Hans_v_ · ‎06-13-2017

I switched over from Visual Studio 2013 with Intel C++ 15 to Visual Studio 2015 with Intel C++ 17 (rev 4). Since the old compiler is still installed on my system, I can select to build with C++ 17 with "Base Platform Toolset" v120 in Visual Studio 2015.

What I'm seeing is that Visual Studio 2015 + C++ 17 + v140_xp gives me nearly exactly the same performance as Visual Studio 2013 + C++ 15 + v120_xp. Oddly however, if I replace v140_xp by v120_xp, the performance improves by 2-3%. I've repeated this test multiple times and each time I'm finding improvement numbers between 1.8 and 3.7%.

I can imagine that certain Windows calls could have gotten more or less expensive, but the code that's affected by this is calculation-heavy code. Now, I could just choose to compile with v120_xp, but that has several drawbacks. I upgraded to the new Visual Studio because of a bug fix in the std::chrono library, which of course isn't available in v120. And some of my projects have link errors when using v120_xp (which I can fix by linking to some v140 libraries, but that feels extremely scary).

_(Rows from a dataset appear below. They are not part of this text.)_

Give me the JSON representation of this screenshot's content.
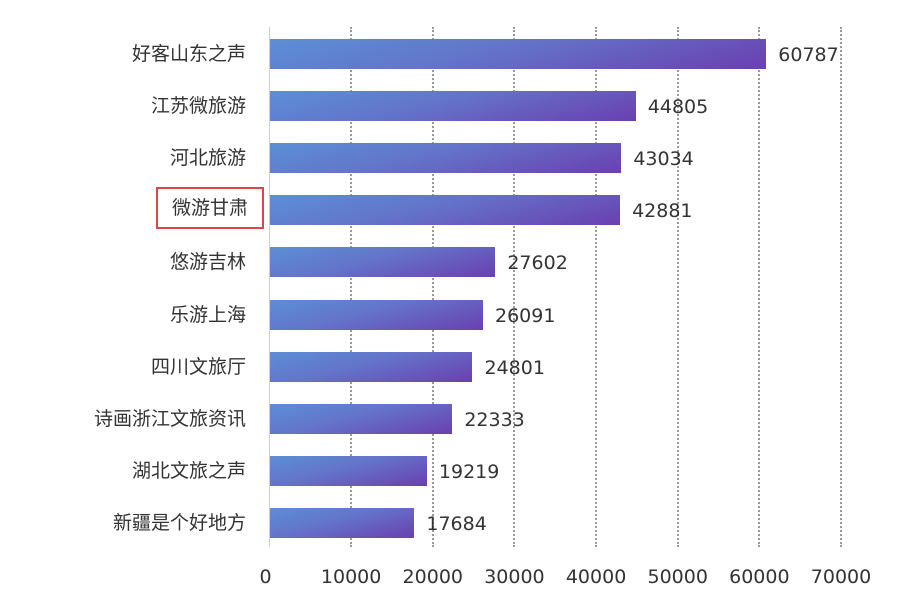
{
  "chart_data": {
    "type": "bar",
    "orientation": "horizontal",
    "title": "",
    "xlabel": "",
    "ylabel": "",
    "categories": [
      "好客山东之声",
      "江苏微旅游",
      "河北旅游",
      "微游甘肃",
      "悠游吉林",
      "乐游上海",
      "四川文旅厅",
      "诗画浙江文旅资讯",
      "湖北文旅之声",
      "新疆是个好地方"
    ],
    "values": [
      60787,
      44805,
      43034,
      42881,
      27602,
      26091,
      24801,
      22333,
      19219,
      17684
    ],
    "value_labels": [
      "60787",
      "44805",
      "43034",
      "42881",
      "27602",
      "26091",
      "24801",
      "22333",
      "19219",
      "17684"
    ],
    "highlighted_category": "微游甘肃",
    "xlim": [
      0,
      70000
    ],
    "x_ticks": [
      "0",
      "10000",
      "20000",
      "30000",
      "40000",
      "50000",
      "60000",
      "70000"
    ],
    "grid": "vertical dotted",
    "legend": "none"
  },
  "colors": {
    "bar_gradient_start": "#5b8fd6",
    "bar_gradient_end": "#6a3fb0",
    "highlight_box": "#e04545",
    "gridline": "#9a9a9a",
    "text": "#333333"
  }
}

2-3% isn't much, but it's a shame to loose performance for no good reason. So I was hoping that someone here could give some insight in how the Base Platform Toolset can affect the performance of calculations.

(Note: This is a project of 7 MB, so I really can't post an example file).

Hans_v_ · ‎06-14-2017

Interestingly, I found out that some of my algorithms are affected far more than others. I found one that's 10% slower with v140 than v120, and it's to also be about 10% slower than with the old compiler (with v120 for both they are the same). A lot of algorithms appear to be exactly the same on both. Now, oddly, there is nothing in this algorithm that should be using anything in the runtime.

Hans_v_ · ‎06-14-2017

Found it. Something changed in the definition of fabs() between v120 and v140, and the Intel compiler isn't generating a single AND anymore but a convert to double, then an and, and then a convert back to float.

Temporary solution, where you have to use 'habs' instead of 'fabs' (and it will give you an error if you use fabs anyway):

#if __INTEL_COMPILER == 1700
__forceinline float habs(const float f)
{
    return (f >= 0) ? f : -f;
}
__forceinline double habs(const double f)
{
    return (f >= 0) ? f : -f;
}
#define fabs error
#else
#define habs fabs
#endif

TimP · ‎06-14-2017

If you don't intend cast to double, you should use fabsf(). Recent changes in c++ have taken away some type generic functionality. I haven't seen adequate discussion of this.

Hans_v_ · ‎06-14-2017

Hm, I just tried fabsf instead of my habs and it's generating a function call everywhere I use it:

        fstp      DWORD PTR [92+esp]                            ;786.14[spill]
;       fabsf(float)
        call      _fabsf                                        ;786.14

while my habs() generates this:

        vandps    xmm0, xmm0, XMMWORD PTR [_2il0floatpacket.50] ;786.14

(The ps here might seem to indicate that it's also vectorizing but that's not true).

Hans_v_ · ‎06-14-2017

Are there more such changes? I seem to have one thing left that's making my new version slower, I kinda know where to look for it but any hint would help.

Hans_v_ · ‎06-14-2017

rand() got a lot slower. And I use it for dithering. I'll replace it by a lookup table.